Exchange-traded funds offer a convenient way to invest in sectors or niches that interest you. If you'd like to add some utilities stocks to your portfolio but don't have the time or expertise to hand-pick a few, the First Trust Utilities AlphaDEX ETF (NYSEMKT:FXU) could save you a lot of trouble. Instead of trying to figure out which utilities stocks will perform best, you can use this ETF to invest in lots of them simultaneously.
ETFs often sport lower expense ratios than their mutual-fund cousins. This ETF, focused on utilities stocks, sports an expense ratio -- an annual fee -- of 0.7%, and it yields about 4%. The fund is fairly small, so if you're thinking of buying, beware of possibly large spreads between its bid and ask prices. Consider using a limit order if you want to buy in.
This utilities stocks ETF has underperformed the world market over the past five years. As with most investments, of course, we can't expect outstanding performances in every quarter or year. Investors with conviction need to wait for their holdings to deliver.
Why utilities stocks?
While some industries see their fortunes rise and fall along with overall economic conditions -- think automakers or large-appliance makers -- other industries, including utilities, are more "defensive." Their offerings remain in demand no matter what the economy is doing. Better still, many utilities stocks pay substantial dividends.
More than a handful of utilities stocks had solid performances over the past year. Level 3 Communications (NYSE:LVLT), for example, surged 33% despite the persistence of many concerns including steep debt and negative free cash flow. Still, Level 3 Communications is expanding its services around the world -- for example, it's boosting its video broadcasting in Latin America. The company's net losses have been shrinking, profit margins have been increasing, and revenue has been growing at a double-digit clip. It's poised to benefit from upticks in capital spending by telecom companies.

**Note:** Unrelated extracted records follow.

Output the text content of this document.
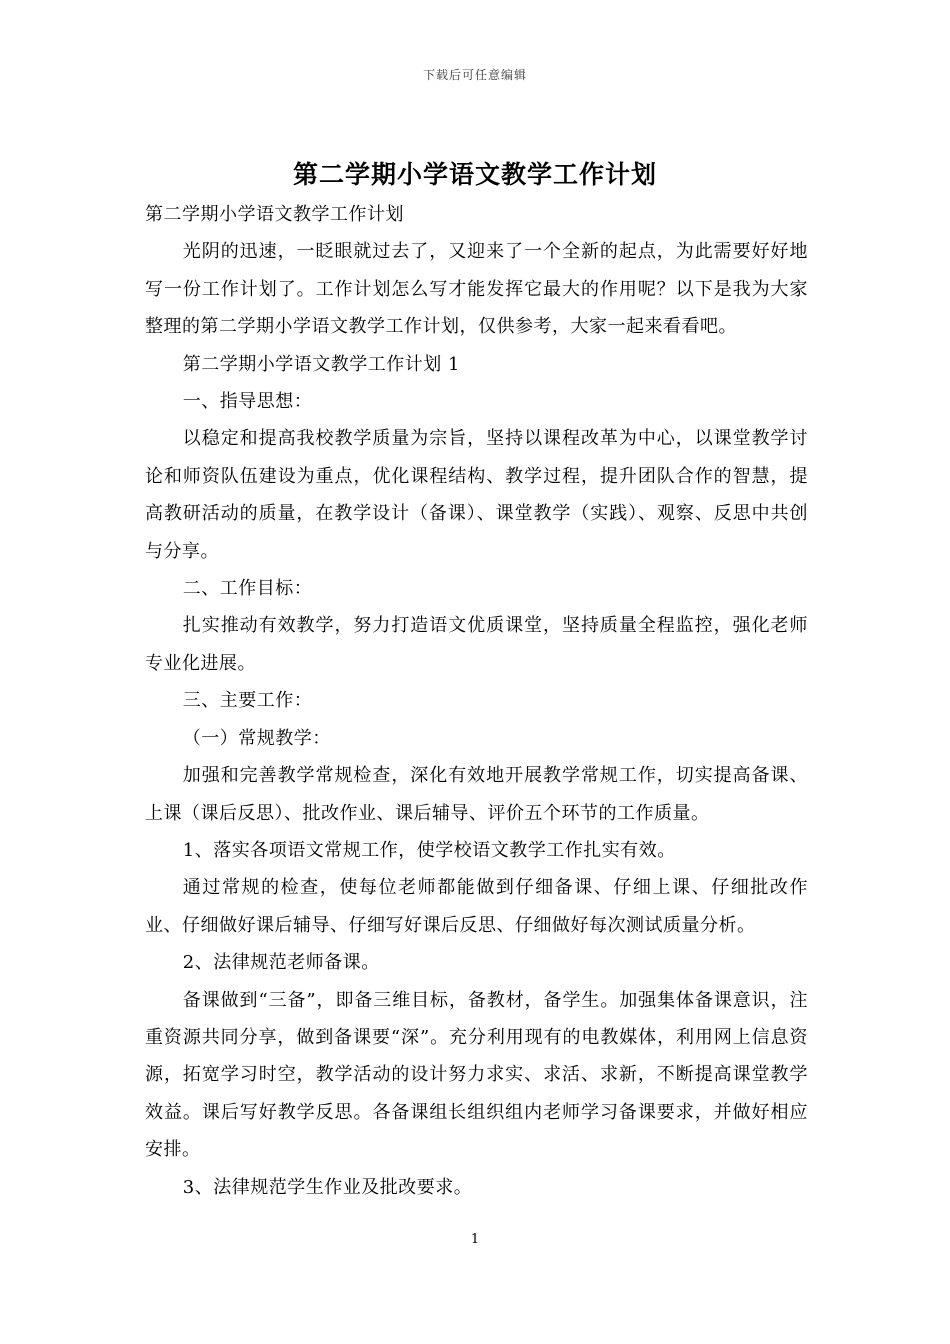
下载后可任意编辑
第二学期小学语文教学工作计划

第二学期小学语文教学工作计划

光阴的迅速，一眨眼就过去了，又迎来了一个全新的起点，为此需要好好地写一份工作计划了。工作计划怎么写才能发挥它最大的作用呢？以下是我为大家整理的第二学期小学语文教学工作计划，仅供参考，大家一起来看看吧。

第二学期小学语文教学工作计划 1

一、指导思想：

以稳定和提高我校教学质量为宗旨，坚持以课程改革为中心，以课堂教学讨论和师资队伍建设为重点，优化课程结构、教学过程，提升团队合作的智慧，提高教研活动的质量，在教学设计（备课）、课堂教学（实践）、观察、反思中共创与分享。

二、工作目标：

扎实推动有效教学，努力打造语文优质课堂，坚持质量全程监控，强化老师专业化进展。

三、主要工作：

（一）常规教学：

加强和完善教学常规检查，深化有效地开展教学常规工作，切实提高备课、上课（课后反思）、批改作业、课后辅导、评价五个环节的工作质量。

1、落实各项语文常规工作，使学校语文教学工作扎实有效。

通过常规的检查，使每位老师都能做到仔细备课、仔细上课、仔细批改作业、仔细做好课后辅导、仔细写好课后反思、仔细做好每次测试质量分析。

2、法律规范老师备课。

备课做到“三备”，即备三维目标，备教材，备学生。加强集体备课意识，注重资源共同分享，做到备课要“深”。充分利用现有的电教媒体，利用网上信息资源，拓宽学习时空，教学活动的设计努力求实、求活、求新，不断提高课堂教学效益。课后写好教学反思。各备课组长组织组内老师学习备课要求，并做好相应安排。

3、法律规范学生作业及批改要求。

1
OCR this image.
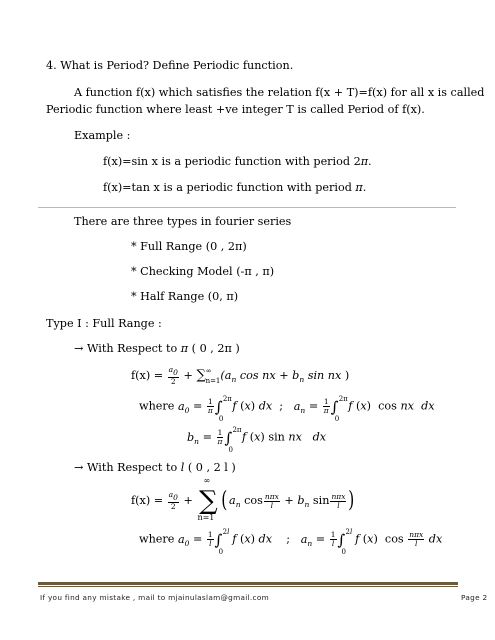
4. What is Period? Define Periodic function.
A function f(x) which satisfies the relation f(x + T)=f(x) for all x is called
Periodic function where least +ve integer T is called Period of f(x).
Example :
f(x)=sin x is a periodic function with period 2π.
f(x)=tan x is a periodic function with period π.
There are three types in fourier series
* Full Range (0 , 2π)
* Checking Model (-π , π)
* Half Range (0, π)
Type I : Full Range :
→ With Respect to π ( 0 , 2π )
$f(x) = \frac{a0}{2} + \sum^\infty_{n=1}(a_n$ cos nx + $b_n$ sin nx )
where $a_0 = \frac{1}{\pi}$ ∫ 2π
0
f (x) dx  ;   $a_n = \frac{1}{\pi}$ ∫ 2π
0
f (x)  cos nx  dx
$b_n = \frac{1}{\pi}$ ∫ 2π
0
f (x) sin nx   dx
→ With Respect to l ( 0 , 2 l )
$f(x) = \frac{a0}{2}$ + ∑
∞
n=1
($a_n$ $\cos \frac{\text{nπx}}{l} + b_n$ $\sin \frac{\text{nπx}}{l}$ )
where $a_0 = \frac{1}{l}$ ∫ 2l
0
f (x) dx    ;   $a_n = \frac{1}{l}$ ∫ 2l
0
f (x)  $\cos \frac{\text{nπx}}{l}$ dx
If you find any mistake , mail to mjainulaslam@gmail.com	Page 2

AGL Resources (NYSE: GAS) gained 19%, racking up contracts such as an additional one with United Parcel Service to supply liquefied natural gas to the delivery giant's fleet. Situated in some regulation-friendly areas, it has been boosting its natural-gas transmissions business. In its third quarter, AGL Resources trounced earnings estimates, with EPS surging 167%. AGL Resources' stock yields 4%.
Other utilities stocks didn't do quite so well over the last year but could see their fortunes change in years to come. PPL Corporation (NYSE:PPL) advanced 6% and yields a hefty 4.9%. The company has been reining in its coal-fired energy production in light of environmental regulations, replacing much of its lost capacity via natural gas and solar energy. (It's selling a bunch of hydropower assets, though.) PPL Corporation offers investors valuable geographic diversification via its significant operations in the U.K. The recent deep freezes across the U.S. delivered record energy demands from customers, but PPL and its peers have largely been able to keep up. Meanwhile, PPL's move into smart grids has boosted reliability, and the company has topped analysts' earnings estimates for most quarters in the past few years.
Exelon Corporation (NASDAQ:EXC), the nation's leader in nuclear energy (which some investors see as risky, leading them to steer clear), shed about 5%. It yields a solid 4.4%, but that incorporates a 41% dividend cut last year. Exelon has been hurt by the relatively high cost of nuclear energy in an environment of extremely low gas prices. Its third-quarter numbers were strong, and bulls like its valuation and effective cost-cutting. But its free cash flow and profit margins are well below levels of a few years ago, though there's been a recent uptick. Exelon has not been in the best competitive position in the past few years, but rising natural-gas prices can change that.
The big picture
If you're interested in adding some utilities stocks to your portfolio, consider doing so via an ETF. A well-chosen ETF can grant you instant diversification across any industry or group of companies -- and make investing in and profiting from it that much easier.